Dynamic modeling of vanadium redox flow batteries: Practical approaches, their applications and limitations

Vanadium redox flow batteries (VRFBs) have been in the focus of attention of the energy storage community over the past years. Adequate, reliable and user-friendly mathematical models are required for the development and optimal application of this type of battery. A large amount of literature has been devoted to dynamic models of VRFBs, but insufficient attention has been paid to the comparison and critical analysis of their applicability. The article provides a comprehensive overview of available dynamic models, comparing their applicability for real-time simulation of industrial-scale vanadium redox flow batteries. In addition, a methodology for the models comparison is proposed, which takes into account different modes of operation and allows to determine the applicability range of a particular model. The results of the study show that lumped-parameter models with crossover performs well for simulating battery dynamics in the wide range of operating conditions: state of charge (SOC) – (0.1–0.8), load current – (20–290 mA/cm2), flow velocity - (0.4–2.7 cm/s).
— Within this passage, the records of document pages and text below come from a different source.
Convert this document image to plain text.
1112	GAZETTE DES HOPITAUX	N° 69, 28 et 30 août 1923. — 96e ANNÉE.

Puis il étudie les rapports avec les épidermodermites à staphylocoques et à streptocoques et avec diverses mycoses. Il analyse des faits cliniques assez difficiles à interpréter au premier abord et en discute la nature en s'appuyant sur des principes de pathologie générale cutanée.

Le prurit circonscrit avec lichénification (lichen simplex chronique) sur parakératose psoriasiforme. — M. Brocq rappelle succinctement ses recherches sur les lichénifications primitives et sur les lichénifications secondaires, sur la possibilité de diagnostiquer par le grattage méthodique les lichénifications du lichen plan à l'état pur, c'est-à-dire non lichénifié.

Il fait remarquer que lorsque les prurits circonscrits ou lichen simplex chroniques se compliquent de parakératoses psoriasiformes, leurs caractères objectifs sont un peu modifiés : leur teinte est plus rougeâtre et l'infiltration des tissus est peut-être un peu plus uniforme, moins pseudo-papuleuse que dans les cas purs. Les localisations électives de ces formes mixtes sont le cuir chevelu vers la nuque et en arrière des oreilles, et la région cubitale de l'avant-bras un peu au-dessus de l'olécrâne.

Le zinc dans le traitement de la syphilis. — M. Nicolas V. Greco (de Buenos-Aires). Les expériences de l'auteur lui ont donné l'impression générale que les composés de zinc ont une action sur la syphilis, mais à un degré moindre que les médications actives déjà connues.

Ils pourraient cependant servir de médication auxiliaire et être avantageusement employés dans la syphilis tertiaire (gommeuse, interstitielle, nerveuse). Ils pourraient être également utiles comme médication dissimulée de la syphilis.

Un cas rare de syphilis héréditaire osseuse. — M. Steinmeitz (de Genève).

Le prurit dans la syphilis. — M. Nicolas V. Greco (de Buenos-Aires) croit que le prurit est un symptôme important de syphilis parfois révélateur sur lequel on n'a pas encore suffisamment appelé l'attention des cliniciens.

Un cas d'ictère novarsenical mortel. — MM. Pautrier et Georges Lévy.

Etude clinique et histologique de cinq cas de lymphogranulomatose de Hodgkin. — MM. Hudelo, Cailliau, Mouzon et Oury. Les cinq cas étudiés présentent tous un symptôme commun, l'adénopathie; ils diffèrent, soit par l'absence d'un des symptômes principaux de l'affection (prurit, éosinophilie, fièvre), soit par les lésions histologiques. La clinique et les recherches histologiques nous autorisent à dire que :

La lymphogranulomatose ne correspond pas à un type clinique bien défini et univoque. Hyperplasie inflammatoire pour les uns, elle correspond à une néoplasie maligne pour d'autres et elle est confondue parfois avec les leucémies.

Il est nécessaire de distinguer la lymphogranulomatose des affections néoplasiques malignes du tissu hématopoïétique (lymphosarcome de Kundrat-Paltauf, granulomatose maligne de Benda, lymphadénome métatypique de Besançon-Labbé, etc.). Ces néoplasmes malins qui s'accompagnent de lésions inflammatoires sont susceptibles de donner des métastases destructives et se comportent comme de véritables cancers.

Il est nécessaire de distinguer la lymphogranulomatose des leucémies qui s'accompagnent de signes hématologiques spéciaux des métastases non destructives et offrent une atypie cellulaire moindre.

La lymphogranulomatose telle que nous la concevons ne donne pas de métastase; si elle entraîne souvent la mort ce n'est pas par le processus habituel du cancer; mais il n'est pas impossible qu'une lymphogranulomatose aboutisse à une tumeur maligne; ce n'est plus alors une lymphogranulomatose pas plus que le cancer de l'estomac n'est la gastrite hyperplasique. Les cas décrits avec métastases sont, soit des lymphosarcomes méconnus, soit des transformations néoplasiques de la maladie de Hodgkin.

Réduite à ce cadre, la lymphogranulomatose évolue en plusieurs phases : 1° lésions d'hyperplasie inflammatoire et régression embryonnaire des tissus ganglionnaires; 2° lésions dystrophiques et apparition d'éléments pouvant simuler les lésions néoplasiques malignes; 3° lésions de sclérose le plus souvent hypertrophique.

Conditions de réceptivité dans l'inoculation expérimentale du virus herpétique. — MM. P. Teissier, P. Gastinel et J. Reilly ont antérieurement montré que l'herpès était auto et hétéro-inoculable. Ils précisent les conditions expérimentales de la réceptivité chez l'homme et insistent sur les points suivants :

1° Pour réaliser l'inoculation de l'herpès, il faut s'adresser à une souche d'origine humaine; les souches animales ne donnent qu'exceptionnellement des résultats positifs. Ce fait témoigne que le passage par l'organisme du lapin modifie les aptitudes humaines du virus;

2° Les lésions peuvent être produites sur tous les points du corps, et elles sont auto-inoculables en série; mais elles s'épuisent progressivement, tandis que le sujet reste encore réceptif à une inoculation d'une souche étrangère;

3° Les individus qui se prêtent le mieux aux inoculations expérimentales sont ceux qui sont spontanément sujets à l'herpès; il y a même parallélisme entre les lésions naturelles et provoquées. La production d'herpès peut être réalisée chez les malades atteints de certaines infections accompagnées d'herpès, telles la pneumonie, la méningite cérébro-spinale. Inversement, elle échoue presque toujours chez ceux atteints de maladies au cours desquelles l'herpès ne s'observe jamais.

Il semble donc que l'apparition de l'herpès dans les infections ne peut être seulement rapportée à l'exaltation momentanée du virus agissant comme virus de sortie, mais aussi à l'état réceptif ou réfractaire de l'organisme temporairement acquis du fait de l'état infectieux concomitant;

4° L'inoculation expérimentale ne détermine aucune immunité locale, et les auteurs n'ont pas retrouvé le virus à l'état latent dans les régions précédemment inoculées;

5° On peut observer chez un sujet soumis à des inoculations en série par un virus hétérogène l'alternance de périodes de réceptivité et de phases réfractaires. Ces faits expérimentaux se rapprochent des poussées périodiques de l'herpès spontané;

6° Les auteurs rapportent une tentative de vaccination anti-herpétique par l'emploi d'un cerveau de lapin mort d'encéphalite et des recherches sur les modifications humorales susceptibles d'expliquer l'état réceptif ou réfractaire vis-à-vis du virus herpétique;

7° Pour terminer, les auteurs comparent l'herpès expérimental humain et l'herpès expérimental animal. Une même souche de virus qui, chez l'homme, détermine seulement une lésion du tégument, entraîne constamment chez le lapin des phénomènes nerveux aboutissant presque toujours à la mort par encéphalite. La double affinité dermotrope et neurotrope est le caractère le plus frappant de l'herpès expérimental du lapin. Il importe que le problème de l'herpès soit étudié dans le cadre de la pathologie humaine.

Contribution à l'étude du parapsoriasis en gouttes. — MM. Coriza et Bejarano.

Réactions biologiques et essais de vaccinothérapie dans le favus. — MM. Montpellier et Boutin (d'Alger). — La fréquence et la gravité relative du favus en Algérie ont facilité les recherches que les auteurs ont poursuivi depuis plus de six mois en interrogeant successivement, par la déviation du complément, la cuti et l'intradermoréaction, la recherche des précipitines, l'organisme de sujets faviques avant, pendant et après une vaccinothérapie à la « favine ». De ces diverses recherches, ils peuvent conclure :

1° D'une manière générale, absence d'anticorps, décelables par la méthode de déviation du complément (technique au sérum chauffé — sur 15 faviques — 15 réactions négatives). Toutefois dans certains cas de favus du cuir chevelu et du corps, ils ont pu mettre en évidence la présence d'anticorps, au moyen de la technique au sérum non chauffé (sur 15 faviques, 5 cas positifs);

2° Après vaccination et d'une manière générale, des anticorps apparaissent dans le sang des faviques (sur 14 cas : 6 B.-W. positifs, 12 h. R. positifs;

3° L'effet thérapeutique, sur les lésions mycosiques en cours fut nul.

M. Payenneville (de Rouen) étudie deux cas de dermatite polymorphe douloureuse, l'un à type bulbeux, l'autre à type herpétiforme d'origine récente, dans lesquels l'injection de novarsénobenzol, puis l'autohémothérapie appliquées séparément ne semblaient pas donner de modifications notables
Also, such models can be tuned even if some physical parameters of the battery components (e.g. electrodes and membrane) are unknown. The results obtained can be used to provide more accurate simulation of vanadium redox flow batteries in real-time monitoring and control tasks, when accuracy and performance are important. •The modeling approaches of industrial-scale VRFBs are overviewed and classified.•The validation of all models is performed considering constant and dynamic loads.•The VRFBs transient characteristics are analyzed from analytical solutions.•The models’ range of applicability is derived considering accuracy and operating conditions.•Simplified models can be improved by periodical identification of concentrations.